Having spent a large part of my life living in Devon (a very rural part of the United Kingdom, lots of farms, tiny villages, small roads/lanes - often not wide enough for 1 car in each direction, except at specific "passing places" - with high hedges to the side limiting both long range visibility of the road ahead and the run-off/avoidance options for traffic coming in the opposite direction), I can say that driving on a road with no central line marking, which is also narrow and with limited visibility, does tend to lead to either slower speeds (the careful drivers) or much higher speeds (the drivers who fantasize about being a rally driver, and who assume nothing will be coming the other way).
Take away the line down the middle of the road, and the road feels narrower, at least to me. But there may also be an assumption that the road is a (very wide) one-way street, so the result would be that drivers move to the middle of the road. That would make life interesting if you come around the corner on such a road, and see a car driving in the middle of the road. Maybe I am not giving my fellow drivers enough credit, but when my father taught me to drive, he always reminded me "assume every other driver on the road is an incompetent idiot with no control over their vehicle"... sadly I have seen a lot of evidence that backed up his statement.
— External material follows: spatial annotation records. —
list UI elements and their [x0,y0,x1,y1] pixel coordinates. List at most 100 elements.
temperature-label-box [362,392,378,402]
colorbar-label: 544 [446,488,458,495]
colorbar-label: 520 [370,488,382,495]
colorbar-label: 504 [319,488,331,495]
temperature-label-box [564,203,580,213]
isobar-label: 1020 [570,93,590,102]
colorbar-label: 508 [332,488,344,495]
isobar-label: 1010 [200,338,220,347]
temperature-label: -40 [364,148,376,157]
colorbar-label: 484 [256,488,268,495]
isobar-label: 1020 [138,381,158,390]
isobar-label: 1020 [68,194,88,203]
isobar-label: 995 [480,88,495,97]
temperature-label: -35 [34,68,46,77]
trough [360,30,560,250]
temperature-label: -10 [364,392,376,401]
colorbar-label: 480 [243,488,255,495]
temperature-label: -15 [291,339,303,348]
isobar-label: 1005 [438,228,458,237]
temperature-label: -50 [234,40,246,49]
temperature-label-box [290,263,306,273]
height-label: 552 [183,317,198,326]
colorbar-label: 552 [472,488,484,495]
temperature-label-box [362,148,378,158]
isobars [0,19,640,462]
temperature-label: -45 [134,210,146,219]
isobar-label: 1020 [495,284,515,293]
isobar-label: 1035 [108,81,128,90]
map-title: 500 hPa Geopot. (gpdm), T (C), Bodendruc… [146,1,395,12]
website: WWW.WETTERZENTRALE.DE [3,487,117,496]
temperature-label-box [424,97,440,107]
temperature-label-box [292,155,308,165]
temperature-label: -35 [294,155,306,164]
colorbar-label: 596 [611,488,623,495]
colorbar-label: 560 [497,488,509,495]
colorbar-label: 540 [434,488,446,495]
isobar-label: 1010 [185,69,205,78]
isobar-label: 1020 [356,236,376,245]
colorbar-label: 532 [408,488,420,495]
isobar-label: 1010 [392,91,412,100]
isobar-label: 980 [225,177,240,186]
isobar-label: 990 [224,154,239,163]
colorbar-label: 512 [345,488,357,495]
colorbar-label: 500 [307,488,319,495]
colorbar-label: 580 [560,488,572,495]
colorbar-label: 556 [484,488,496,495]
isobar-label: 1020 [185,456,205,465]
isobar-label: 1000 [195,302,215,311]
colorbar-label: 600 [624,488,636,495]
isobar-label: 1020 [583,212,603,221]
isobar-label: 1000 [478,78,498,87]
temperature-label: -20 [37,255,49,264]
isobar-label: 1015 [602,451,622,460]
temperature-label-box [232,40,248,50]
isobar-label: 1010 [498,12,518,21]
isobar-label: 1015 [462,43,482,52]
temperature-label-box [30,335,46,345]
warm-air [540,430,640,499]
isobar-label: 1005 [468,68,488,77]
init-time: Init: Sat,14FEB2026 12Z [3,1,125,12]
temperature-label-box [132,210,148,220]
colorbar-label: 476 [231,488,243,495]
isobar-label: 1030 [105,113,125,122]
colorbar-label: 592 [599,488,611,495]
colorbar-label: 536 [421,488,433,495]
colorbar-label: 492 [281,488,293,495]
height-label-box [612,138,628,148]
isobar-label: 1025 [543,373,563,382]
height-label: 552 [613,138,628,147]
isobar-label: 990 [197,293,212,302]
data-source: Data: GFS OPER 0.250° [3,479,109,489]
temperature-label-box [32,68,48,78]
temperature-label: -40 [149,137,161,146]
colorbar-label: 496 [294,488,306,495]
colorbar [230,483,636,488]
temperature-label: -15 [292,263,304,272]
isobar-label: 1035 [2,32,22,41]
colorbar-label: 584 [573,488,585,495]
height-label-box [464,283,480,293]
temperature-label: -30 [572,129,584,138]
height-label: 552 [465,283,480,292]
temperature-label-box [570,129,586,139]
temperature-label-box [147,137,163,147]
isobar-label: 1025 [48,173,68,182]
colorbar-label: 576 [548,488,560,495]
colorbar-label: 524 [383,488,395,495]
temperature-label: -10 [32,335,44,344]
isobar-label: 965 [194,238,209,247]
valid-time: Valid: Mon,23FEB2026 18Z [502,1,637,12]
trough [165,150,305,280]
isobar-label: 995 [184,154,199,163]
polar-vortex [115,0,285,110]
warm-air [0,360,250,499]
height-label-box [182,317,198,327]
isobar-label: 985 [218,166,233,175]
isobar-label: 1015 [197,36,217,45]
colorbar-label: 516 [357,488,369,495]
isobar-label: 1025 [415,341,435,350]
Another element came when driving the E10 highway in northern Norway and Sweden with my girlfriend (very competent driver, in a landscape that was sometimes the typical alpine "wall of rock on one side, sheer drop down the other"). She was perfectly happy and capable of driving when there was a line in the middle of the road, even with large semi-artic trucks coming in the opposite direction at 80+km/h (50+mph), but as soon as the lines disappeared because the road narrowed a bit, or there was a stretch of newly resurfaced road with no markings, she was very uncomfortable and wanted me to drive, because the road then felt restrictively narrow, especially with the trucks driving on it (there was space for the truck plus our car, but not a huge margin for error in car positioning).